評価書案16頁、見解書7頁の建築計画の概要では、オフィス、商業、宿泊
施設及びこれらに係る駐車場が床面積の80%近くを占め、スポーツ施設は
ラグビー場、野球場の2施設のみで、野球場を東京ドームの建築面積
約47,000㎡程度とすると、スポーツ施設は全体床面積の20%程度に過ぎません。なぜ、風致地区において、スポーツ施設とは関係のないオフィス、
商業、宿泊施設等が大半を占める計画を行うのか、事業者に明確な説明を求めたいと思います。
環境影響評価手続きの軽視と不整合
次に、事業者及び東京都都市整備局は、環境影響評価手続きを軽視していることです。事業者は、令和3年7月に環境影響評価書案、令和4年2月に見解書を提出しています。この間に、事業者と都市計画担当部局は、都市計画手続きを先行し、令年4年3月10日に当地区の再開発等促進区に係る地区計画の変更を告示しました。
環境影響評価手続きの途中にも拘わらず、地区計画の変更を行うことは、
計画の枠組みを決めてしまうことであり、環境影響評価の反映が難しいことが出てくることが考えられます。

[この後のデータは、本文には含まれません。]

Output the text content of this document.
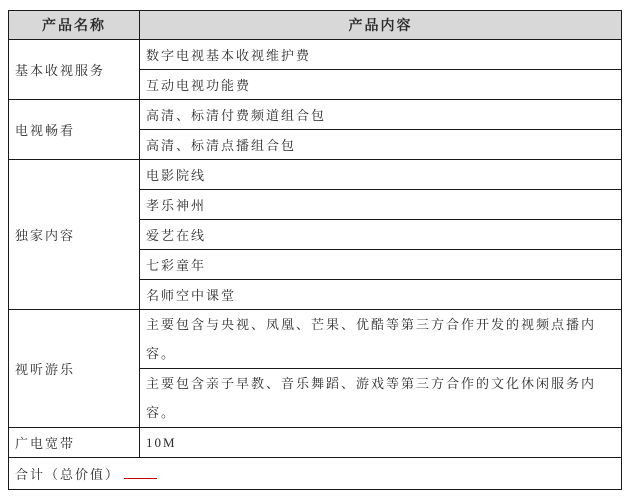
产品名称	产品内容
基本收视服务	数字电视基本收视维护费
	互动电视功能费
电视畅看	高清、标清付费频道组合包
	高清、标清点播组合包
独家内容	电影院线
	孝乐神州
	爱艺在线
	七彩童年
	名师空中课堂
视听游乐	主要包含与央视、凤凰、芒果、优酷等第三方合作开发的视频点播内容。
	主要包含亲子早教、音乐舞蹈、游戏等第三方合作的文化休闲服务内容。
广电宽带	10M
合计（总价值）	
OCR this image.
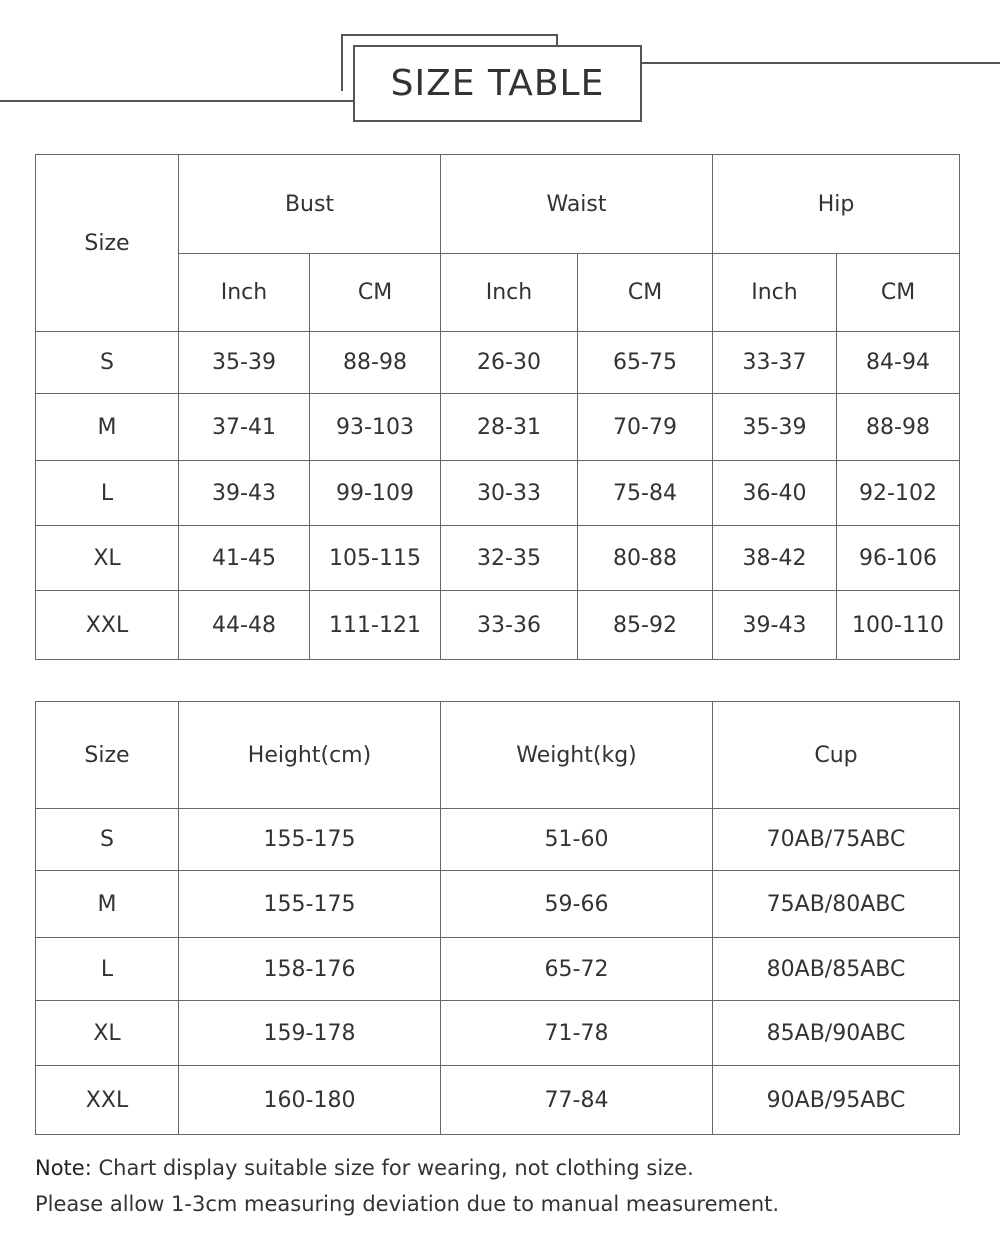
SIZE TABLE
Size	Bust		Waist		Hip	
	Inch	CM	Inch	CM	Inch	CM
S	35-39	88-98	26-30	65-75	33-37	84-94
M	37-41	93-103	28-31	70-79	35-39	88-98
L	39-43	99-109	30-33	75-84	36-40	92-102
XL	41-45	105-115	32-35	80-88	38-42	96-106
XXL	44-48	111-121	33-36	85-92	39-43	100-110
Size	Height(cm)	Weight(kg)	Cup
S	155-175	51-60	70AB/75ABC
M	155-175	59-66	75AB/80ABC
L	158-176	65-72	80AB/85ABC
XL	159-178	71-78	85AB/90ABC
XXL	160-180	77-84	90AB/95ABC
Note: Chart display suitable size for wearing, not clothing size.
Please allow 1-3cm measuring deviation due to manual measurement.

見解書に示されたテニス場を反映していない偽りのイメージ図
テニス場とテニス棟が配された実際の計画完成イメージ図
このような手続きの不整合は、今回の評価書案、見解書にも表れています。評価書案21頁、見解書12頁の完成イメージは、何の説明もなく、絵画館前
広場は5面の軟式野球場、バッティングドーム、屋内球技場、フットサルコートなどの既存施設が掲載されています。しかし、評価書案から見解書提出までの間に行われた、関係区の都市計画審議会では、絵画館前広場は、両側にテニスコート及びテニス棟、中央部が広場になる完成イメージ図を示して
説明を行い、地区計画を変更しています。
評価書案及び見解書の全体イメージを見た都民は、絵画館前広場は、既存のスポーツ施設及び樹木が残ると考えるでしょう。しかし、地区計画の変更では、テニス場及び関連施設整備のために、既存の軟式野球場などのスポーツ施設は消滅し、既存樹木の伐採など、現在のスポーツ・自然環境を大きく改変しています。全体イメージは全くそれを反映しておらず、偽りのイメージといっても過言ではありません。(イメージ図説明)
絵画館前広場は、今回の環境影響評価の対象外というかもしれませんが、
テニス場は、環境影響評価の対象区域にあった施設であり、それが絵画館前広場に移転し、既存のスポーツ施設や緑地に多大な影響を及ぼしていることから、一体の区域として考えるべきです。
さらに、事務所棟、複合棟は、低容積の銀杏並木などの容積率を移転し割り増して、高容積の超高層ビルを計画していることからも、一体の区域として考えるべきです。事業者及び東京都都市計画関係部局は、審議会に正確な全体イメージと計画内容を示し、審議会での協議を深めていただきたいと思います。また環境影響評価を担当する環境局はこの間、審議会の議論や都民の意見を、関係部局間でどのように調整してきたのか、審議会で明らかにしていただきたいと思います。
地区計画変更の手続き中に入札公告する事業者のモラルを問う
次に、事業者に関わる問題です。日本スポーツ振興センターは、令和4年1月7日にラグビー場に係る入札公告を行いました。これは、新秩父宮ラグビー場の整備運営事業に係る入札で、参加意思表明は1月7日から2月21日、提案期間は5月27日から6月1日、開札は8月22日となっています。
環境影響評価及び地区計画変更の手続き中にもかかわらず、このような事業に係る業務を行うことは、先の地区計画変更の決定と同様、環境影響評価手続きを軽視しているといわざるを得ません。
都環境影響評価条例では、環境影響評価書の告示までは、事業を実施してはならないことになっていますが、環境影響評価手続き中でも、事業者が再開発の事業認可申請を行い、東京都が事業を認可することは可能です。
しかし、事業者及び東京都のモラルの問題として、環境影響評価書の告示までは、再開発の事業認可申請及び認可手続きを進めないようにしていただきたいと考えます。
特に、見解書では景観について、事業者自ら「今後、景観行政団体である港区や新宿区との協議を行い、各区の景観計画やガイドラインに示される基本理念との整合を図る」としていることからも、再開発の事業認可申請を行う段階ではなく、各区が納得いくよう協議を進めていただきたいと思います。さらに、事業者及び東京都は、審議会審議に積極的に対応し資料を提供するとともに、審議会委員の皆さまには、都民が納得できるよう、一層の審議を期待いたします。